The rates of discontinuation with genomycotic infections were extremely low in our study (0.6%), which is surprising given the data that up to 10% of women may develop vulvovaginal candidiasis with SGLT-2 inhibitors. Forty percent of our study population were women and only two discontinued treatment due to genomycotic infections. It is possible that women who had a single episode of genomycotic infections did not report if they had treatment locally and became better. There were no cases of pyelonephritis or Fournier's gangrene in our study population. Hypoglycemias were reported more with the insulin-treated group, however, there were no episodes of severe hypoglycemia needing hospitalization, both in the insulin-treated and oral agent's combination groups.
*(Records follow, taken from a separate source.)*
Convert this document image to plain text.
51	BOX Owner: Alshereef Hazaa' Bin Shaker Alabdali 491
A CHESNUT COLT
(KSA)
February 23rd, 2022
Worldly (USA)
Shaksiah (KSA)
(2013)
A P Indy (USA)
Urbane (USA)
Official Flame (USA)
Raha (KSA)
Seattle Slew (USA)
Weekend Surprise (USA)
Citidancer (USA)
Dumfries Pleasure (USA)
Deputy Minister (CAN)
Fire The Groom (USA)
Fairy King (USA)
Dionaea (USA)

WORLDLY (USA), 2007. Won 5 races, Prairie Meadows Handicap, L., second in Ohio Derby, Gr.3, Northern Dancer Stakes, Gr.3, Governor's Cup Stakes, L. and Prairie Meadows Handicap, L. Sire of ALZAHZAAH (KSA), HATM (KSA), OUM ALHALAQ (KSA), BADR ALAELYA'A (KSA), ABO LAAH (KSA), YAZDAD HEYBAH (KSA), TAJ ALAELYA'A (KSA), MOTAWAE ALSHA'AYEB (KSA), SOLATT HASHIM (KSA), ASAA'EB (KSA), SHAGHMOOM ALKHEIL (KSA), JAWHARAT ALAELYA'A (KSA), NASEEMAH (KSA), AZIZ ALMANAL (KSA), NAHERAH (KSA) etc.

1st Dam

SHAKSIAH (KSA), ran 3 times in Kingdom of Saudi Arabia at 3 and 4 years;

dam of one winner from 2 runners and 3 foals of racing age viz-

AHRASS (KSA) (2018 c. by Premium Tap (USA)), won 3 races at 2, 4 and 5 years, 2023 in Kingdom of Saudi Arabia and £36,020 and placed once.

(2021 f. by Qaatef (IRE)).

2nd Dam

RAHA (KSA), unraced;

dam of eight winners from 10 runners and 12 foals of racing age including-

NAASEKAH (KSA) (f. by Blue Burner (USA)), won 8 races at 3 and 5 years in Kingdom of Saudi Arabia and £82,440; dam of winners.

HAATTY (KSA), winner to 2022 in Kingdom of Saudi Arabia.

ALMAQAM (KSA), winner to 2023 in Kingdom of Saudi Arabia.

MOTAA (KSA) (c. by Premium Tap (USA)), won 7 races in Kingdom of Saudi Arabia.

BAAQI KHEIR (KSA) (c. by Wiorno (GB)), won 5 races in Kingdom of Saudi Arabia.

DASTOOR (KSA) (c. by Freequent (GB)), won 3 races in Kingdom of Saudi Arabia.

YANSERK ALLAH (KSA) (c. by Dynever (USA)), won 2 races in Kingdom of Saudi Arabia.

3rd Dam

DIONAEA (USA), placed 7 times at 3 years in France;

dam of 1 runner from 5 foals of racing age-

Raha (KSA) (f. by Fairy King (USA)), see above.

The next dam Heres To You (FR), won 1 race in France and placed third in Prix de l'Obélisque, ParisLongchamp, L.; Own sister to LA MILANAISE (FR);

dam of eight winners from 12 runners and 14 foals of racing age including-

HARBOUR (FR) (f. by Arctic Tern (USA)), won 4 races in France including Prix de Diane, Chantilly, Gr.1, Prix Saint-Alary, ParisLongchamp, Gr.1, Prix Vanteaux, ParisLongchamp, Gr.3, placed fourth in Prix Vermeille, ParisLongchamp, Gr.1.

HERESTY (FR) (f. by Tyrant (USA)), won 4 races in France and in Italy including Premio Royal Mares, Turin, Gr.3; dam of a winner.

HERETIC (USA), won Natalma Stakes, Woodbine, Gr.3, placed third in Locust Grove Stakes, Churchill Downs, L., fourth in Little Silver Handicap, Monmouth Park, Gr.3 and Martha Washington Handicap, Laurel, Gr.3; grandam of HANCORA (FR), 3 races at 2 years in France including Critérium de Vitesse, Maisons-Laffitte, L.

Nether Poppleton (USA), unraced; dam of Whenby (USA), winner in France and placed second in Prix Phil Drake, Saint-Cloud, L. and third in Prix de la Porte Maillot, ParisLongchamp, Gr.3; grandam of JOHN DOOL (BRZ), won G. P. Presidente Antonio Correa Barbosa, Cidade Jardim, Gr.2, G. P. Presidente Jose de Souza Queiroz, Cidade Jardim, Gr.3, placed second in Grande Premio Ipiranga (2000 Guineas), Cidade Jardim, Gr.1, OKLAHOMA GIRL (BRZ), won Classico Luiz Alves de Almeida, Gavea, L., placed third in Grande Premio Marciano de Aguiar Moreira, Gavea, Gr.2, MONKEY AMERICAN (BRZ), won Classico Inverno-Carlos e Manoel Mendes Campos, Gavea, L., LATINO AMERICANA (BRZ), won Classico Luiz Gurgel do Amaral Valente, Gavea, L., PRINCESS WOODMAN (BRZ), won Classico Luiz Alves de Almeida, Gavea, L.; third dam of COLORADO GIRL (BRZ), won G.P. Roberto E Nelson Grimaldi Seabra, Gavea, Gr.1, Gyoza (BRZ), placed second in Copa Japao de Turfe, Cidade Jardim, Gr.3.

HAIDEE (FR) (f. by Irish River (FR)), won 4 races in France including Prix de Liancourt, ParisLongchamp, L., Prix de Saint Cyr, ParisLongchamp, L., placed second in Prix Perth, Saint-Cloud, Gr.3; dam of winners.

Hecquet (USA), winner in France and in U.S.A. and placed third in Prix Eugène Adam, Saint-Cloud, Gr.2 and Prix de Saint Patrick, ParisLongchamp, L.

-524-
We did not record any case of euglycemic diabetic ketoacidosis in this cohort.

There are major limitations in our study. Our study was a short-term observational study with no comparator arm, therefore, the possibility of confounding factors altering the interpretation of study is possible. There was a paucity of data on postprandial glucose levels due to logistical issues. The rates of discontinuation of the drug due to genomycotic infections were extremely low raising the possibility that a single episode of vulvovaginitis could have been missed in the data collection. Finally, empagliflozin was the only SGLT-2 inhibitor used in this study due to personal preferences by the diabetes team based on the current evidence, the slight concern with lower-limb amputations with canagliflozin, and the yet to be published CVOT with dapagliflozin at the time of the study.

In summary, we have shown short-term reductions in cardiometabolic risk factors in patients with type 2 diabetes in the absence of major adverse events in a real-world observational study. Further long-term follow-up of this cohort will shed light on CV outcomes in an Indian population.

Financial support and sponsorship

Nil.

Conflicts of interest

Krishnan Swaminathan reports receiving honoraria from Boehringer for speaking assignments on empagliflozin. Other authors report no conflict of interest.